Good Morning, World was created by Bill Persky, Sam Denoff, Carl Reiner and Sheldon Leonard, all behind-the-scenes principals on The Dick Van Dyke Show, and marked the onscreen debut of Goldie Hawn, who would find fame on Rowan & Martin’s Laugh-In right after her series was canceled.

Schell’s TV résumé also included The Patty Duke ShowThe Andy Griffith ShowEmergency!Sanford and SonCharlie’s AngelsOne Day at a TimeShe’s the Sheriff and Santa Barbara.

While Peter Puck was explaining just what constitutes icing, Schell knew nothing about the NHL.

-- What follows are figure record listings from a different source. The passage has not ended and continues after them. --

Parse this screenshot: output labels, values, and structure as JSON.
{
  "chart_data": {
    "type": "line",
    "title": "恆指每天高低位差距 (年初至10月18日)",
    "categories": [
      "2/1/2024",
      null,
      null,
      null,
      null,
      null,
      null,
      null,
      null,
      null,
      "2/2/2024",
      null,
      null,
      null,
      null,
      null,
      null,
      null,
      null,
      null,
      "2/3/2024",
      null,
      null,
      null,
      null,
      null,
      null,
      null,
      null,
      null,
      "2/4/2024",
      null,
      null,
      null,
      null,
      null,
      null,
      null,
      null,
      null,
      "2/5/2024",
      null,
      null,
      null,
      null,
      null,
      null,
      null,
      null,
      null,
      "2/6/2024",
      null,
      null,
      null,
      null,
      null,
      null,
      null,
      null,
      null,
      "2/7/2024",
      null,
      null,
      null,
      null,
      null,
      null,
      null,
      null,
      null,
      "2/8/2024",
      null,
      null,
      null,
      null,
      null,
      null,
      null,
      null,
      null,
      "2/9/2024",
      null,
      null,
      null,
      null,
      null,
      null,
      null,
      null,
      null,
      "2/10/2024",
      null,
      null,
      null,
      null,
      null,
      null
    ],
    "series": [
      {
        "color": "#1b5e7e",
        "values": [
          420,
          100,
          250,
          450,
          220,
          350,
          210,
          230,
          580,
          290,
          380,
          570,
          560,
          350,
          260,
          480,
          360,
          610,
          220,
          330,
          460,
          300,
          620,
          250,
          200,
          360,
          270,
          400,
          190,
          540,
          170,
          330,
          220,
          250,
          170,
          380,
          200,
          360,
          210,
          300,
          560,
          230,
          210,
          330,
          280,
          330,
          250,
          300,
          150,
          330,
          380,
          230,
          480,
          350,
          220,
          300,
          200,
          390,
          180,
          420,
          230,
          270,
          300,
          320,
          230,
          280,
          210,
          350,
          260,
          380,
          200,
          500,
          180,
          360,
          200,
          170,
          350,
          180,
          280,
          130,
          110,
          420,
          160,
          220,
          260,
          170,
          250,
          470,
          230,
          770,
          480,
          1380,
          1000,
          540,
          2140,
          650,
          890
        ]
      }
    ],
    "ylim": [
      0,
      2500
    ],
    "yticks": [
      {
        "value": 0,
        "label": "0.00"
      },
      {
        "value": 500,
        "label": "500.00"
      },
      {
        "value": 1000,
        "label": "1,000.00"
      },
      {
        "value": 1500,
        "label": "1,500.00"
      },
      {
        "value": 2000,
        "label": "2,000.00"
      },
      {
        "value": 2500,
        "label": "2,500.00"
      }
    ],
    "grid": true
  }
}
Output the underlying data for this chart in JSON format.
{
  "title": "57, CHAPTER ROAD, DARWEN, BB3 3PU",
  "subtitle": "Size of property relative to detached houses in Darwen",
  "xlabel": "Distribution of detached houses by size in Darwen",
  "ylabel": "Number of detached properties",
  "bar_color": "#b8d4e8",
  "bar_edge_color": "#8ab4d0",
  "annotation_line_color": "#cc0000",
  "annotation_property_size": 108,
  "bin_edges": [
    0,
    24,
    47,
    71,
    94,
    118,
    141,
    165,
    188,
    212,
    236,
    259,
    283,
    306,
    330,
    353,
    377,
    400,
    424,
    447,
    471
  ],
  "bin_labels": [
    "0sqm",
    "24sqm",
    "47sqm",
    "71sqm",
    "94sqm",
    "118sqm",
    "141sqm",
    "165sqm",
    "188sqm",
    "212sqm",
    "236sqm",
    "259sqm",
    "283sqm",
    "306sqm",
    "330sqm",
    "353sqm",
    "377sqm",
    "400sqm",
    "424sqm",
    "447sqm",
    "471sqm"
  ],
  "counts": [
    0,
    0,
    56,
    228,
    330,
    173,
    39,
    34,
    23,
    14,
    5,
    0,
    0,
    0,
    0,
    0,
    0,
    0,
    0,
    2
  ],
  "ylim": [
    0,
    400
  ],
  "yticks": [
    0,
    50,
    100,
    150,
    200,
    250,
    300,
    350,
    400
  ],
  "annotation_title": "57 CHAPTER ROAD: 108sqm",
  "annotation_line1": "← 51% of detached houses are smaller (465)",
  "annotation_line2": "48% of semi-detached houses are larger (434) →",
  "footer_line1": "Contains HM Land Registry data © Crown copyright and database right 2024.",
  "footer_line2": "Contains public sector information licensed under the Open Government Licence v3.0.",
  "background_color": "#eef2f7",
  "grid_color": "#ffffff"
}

“As I got the scripts, I learned about hockey,” he said in 2011. “The problem was for four years I would go on shows and they would interview me. ‘So, you’re Peter Puck! How about those Kings, hey? Aren’t they great?’ ‘Um, yes.’ ‘What do you think of the way the left winger …’ I was at a total loss for years … I was totally in the dark … whenever I did a radio show, they thought I was an expert on ice hockey. They’d ask me these detailed questions, and I would not know a thing of what I was talking about.”

Schell did his act in Las Vegas for more than four decades, and he also was the longtime honorary mayor of Encino, with Phil Hartman serving as his sheriff and John Goodman as his attorney general.

He married his wife, Janet, in 1968 — Jerry Van Dyke was best man at their wedding. In addition to Janet, survivors include two children, Gregory and Christian Schell, and one granddaughter, Chiara.